O principal efeito anti-hiperglicemiante da metformina consiste na redução da gliconeogênese hepática. Além disso, ela diminui a absorção gastrointestinal de glicose, aumenta a sensibilidade à insulina nos tecidos muscular e adiposo e melhora indiretamente a resposta da célula β à glicose por reduzir a glicotoxicidade e os níveis de ácidos graxos livres.

Nos tecidos periféricos, a metformina facilita o transporte de glicose por aumentar a atividade da tirosina-quinase nos receptores de insulina e a translocação de transportadores de glicose para a membrana celular. Em adição, um efeito protetor nas células β tem sido demonstrado em ensaios in vitro.





Em nível molecular, a metformina gera muitos dos seus efeitos a partir da ativação (exceto no hipotálamo) da proteína quinase ativada por adenosina monofosfato (AMPK). A AMPK tem uma importante função na regulação do metabolismo e controla tanto o gasto de energia como o apetite.

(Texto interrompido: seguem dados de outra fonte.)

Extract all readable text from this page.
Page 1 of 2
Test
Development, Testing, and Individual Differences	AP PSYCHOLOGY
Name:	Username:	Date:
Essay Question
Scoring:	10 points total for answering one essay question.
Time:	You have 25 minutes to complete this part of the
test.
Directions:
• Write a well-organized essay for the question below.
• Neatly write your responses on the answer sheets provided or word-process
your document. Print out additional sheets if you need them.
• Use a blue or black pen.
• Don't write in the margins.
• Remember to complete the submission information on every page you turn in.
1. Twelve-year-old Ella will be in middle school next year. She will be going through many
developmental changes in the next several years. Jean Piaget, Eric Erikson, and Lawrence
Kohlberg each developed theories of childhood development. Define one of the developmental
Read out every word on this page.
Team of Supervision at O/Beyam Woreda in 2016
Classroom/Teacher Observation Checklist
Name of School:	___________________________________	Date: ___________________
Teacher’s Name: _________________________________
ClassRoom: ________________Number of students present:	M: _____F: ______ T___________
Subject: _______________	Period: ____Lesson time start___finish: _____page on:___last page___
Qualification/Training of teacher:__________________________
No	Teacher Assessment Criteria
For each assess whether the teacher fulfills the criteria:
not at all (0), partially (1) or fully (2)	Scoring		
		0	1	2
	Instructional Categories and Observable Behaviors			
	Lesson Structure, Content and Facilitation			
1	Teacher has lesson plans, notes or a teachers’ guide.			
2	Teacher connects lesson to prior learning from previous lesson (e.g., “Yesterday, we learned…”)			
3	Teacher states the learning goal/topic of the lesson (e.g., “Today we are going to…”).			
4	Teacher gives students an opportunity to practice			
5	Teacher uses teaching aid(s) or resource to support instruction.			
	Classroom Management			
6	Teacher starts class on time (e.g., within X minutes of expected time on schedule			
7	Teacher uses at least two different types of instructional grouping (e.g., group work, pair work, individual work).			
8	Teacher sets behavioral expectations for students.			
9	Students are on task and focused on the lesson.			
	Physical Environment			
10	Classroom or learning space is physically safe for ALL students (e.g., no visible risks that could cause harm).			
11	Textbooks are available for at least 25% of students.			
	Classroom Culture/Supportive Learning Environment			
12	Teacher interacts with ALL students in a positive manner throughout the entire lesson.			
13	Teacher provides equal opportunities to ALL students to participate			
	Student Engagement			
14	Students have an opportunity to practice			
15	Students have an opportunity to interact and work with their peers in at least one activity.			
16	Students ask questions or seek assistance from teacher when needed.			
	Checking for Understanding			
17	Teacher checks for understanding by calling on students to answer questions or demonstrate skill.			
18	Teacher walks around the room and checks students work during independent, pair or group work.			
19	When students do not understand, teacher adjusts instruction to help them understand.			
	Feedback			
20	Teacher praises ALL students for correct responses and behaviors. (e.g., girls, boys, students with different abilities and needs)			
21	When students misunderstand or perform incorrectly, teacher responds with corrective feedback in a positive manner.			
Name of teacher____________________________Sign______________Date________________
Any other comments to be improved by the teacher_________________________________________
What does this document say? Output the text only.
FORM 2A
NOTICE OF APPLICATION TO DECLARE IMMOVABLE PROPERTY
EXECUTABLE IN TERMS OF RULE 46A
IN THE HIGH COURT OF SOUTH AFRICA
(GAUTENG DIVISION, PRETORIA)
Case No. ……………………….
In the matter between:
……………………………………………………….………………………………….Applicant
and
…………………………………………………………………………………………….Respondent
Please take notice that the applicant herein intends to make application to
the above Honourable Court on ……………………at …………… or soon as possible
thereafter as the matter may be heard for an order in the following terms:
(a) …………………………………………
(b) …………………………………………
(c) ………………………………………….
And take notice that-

O mecanismo pelo qual a metformina ativa essa enzima não é totalmente conhecido; entretanto, foi demonstrado que as biguanidas ativam a AMPK indiretamente via inibição do complexo I da cadeia respiratória, o que resulta em um aumento da relação AMP/ATP. De qualquer forma, isso é controverso, já que alguns experimentos in vitro não encontraram grandes mudanças nas concentrações desses nucleotídeos.

Além disso, foi proposto um caminho diferente, no qual a AMPK é ativada via aumento de espécies reativas ao nitrogênio (RNS). A serina-treonina quinase (LKB1), uma enzima que tem sua atividade aumentada pela metformina, também é requerida na ativação da AMPK e sua atividade parece ser modulada por RNS.